Palo Alto Networks has announced it has entered into a definitive agreement to acquire Israel-based Secdo, specialising in endpoint detection and response security solutions.

Jamie Davies

April 11, 2018

2 Min Read
Palo Alto boosts endpoint credentials with Secdo acquisition

Palo Alto Networks has announced it has entered into a definitive agreement to acquire Israel-based Secdo, specialising in endpoint detection and response security solutions.

The Secdo capabilities will be used to improve the Palo Alto Traps solution, which claims to be able to disrupt an attack before it can infect an endpoint. Palo Alto has said the Secdo team will bring unique data collection and visualization capabilities to improve a company’s ability to distinguish malicious activity from normal.

“We believe security operations teams need the most advanced and consistent approach to endpoint security,” said Mark McLaughlin, CEO of Palo Alto. “With Secdo’s EDR capabilities as part of our platform, we will accelerate our ability to detect and prevent successful cyberattacks across the cloud, endpoint, and network”

If you think security is going to be a problem now, just wait a couple of years and you’ll see how compounded the issue is becoming.

Networks are becoming increasingly complex, as is the access to them. The basic principles of security are continuing to be ignored, therefore building more complexity on top of a compromised mess is only going to end badly. This is the problem with working in the world of security; it’s a thankless task. Either you are slowing down progress at an organization by making sure solutions are water-tight, or you are the one to blame when there is a breach further down the line. Who would want to work in such a space which is undervalued one day and a scapegoat the next.

This acquisition from Palo Alto could be aiming to address a potentially significant problem; the number of entry points to a network. An end-point is defined as a device which provides an entry point for threats, such as a smartphone or tablet. The last few years have seen the Bring Your Own Device (BYOD) and enterprise mobility trends open up the network to countless more threats, but with the IoT world just around the corner, the hazards will grow exponentially; every device which accesses your network is an opportunity for nefarious means.

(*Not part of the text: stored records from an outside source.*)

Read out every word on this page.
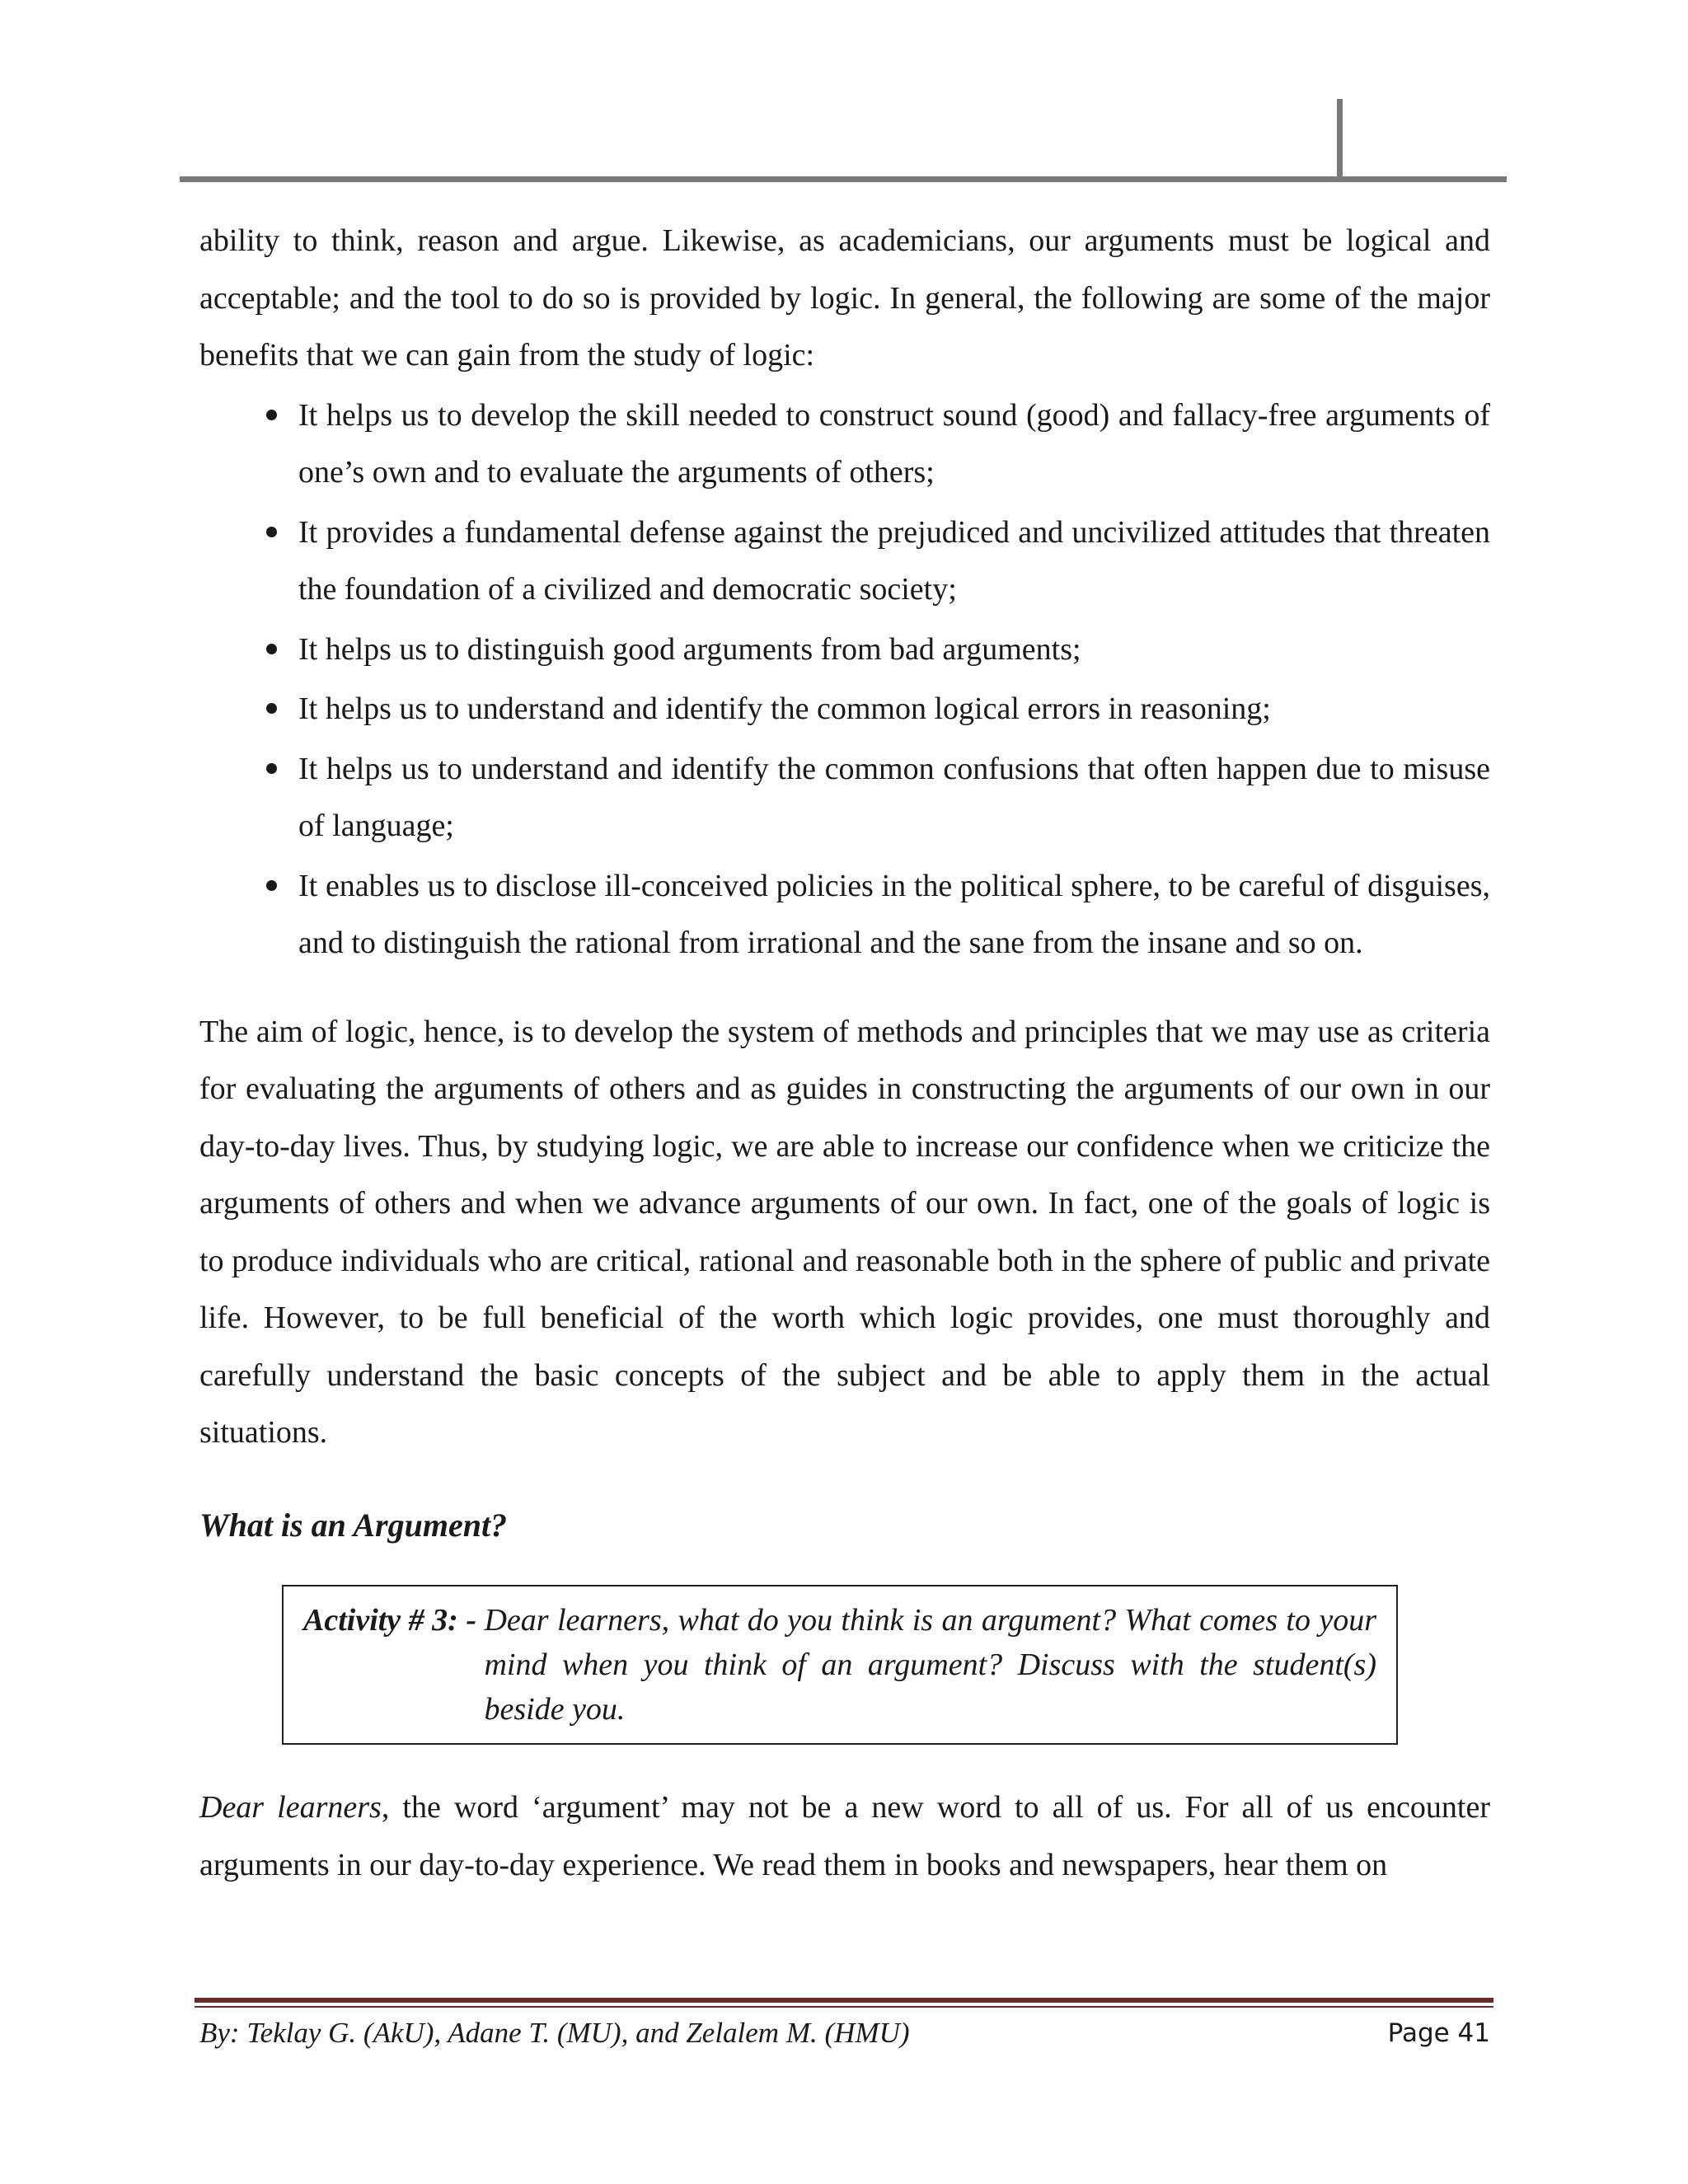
ability to think, reason and argue. Likewise, as academicians, our arguments must be logical and acceptable; and the tool to do so is provided by logic. In general, the following are some of the major benefits that we can gain from the study of logic:

It helps us to develop the skill needed to construct sound (good) and fallacy-free arguments of one’s own and to evaluate the arguments of others;
It provides a fundamental defense against the prejudiced and uncivilized attitudes that threaten the foundation of a civilized and democratic society;
It helps us to distinguish good arguments from bad arguments;
It helps us to understand and identify the common logical errors in reasoning;
It helps us to understand and identify the common confusions that often happen due to misuse of language;
It enables us to disclose ill-conceived policies in the political sphere, to be careful of disguises, and to distinguish the rational from irrational and the sane from the insane and so on.

The aim of logic, hence, is to develop the system of methods and principles that we may use as criteria for evaluating the arguments of others and as guides in constructing the arguments of our own in our day-to-day lives. Thus, by studying logic, we are able to increase our confidence when we criticize the arguments of others and when we advance arguments of our own. In fact, one of the goals of logic is to produce individuals who are critical, rational and reasonable both in the sphere of public and private life. However, to be full beneficial of the worth which logic provides, one must thoroughly and carefully understand the basic concepts of the subject and be able to apply them in the actual situations.

What is an Argument?

Activity # 3: - Dear learners, what do you think is an argument? What comes to your mind when you think of an argument? Discuss with the student(s) beside you.

Dear learners, the word ‘argument’ may not be a new word to all of us. For all of us encounter arguments in our day-to-day experience. We read them in books and newspapers, hear them on

By: Teklay G. (AkU), Adane T. (MU), and Zelalem M. (HMU)	Page 41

The perimeter which security engineers are supposed to be protecting is constantly changing, with new gateways opening up every time someone accesses their email while on the move or connected to somebody else’s wifi. The ability to identify and automate responses on the edge would be a welcome relief to the overworked and underappreciated security engineers. This might prove to be a very useful acquisition for Palo Alto.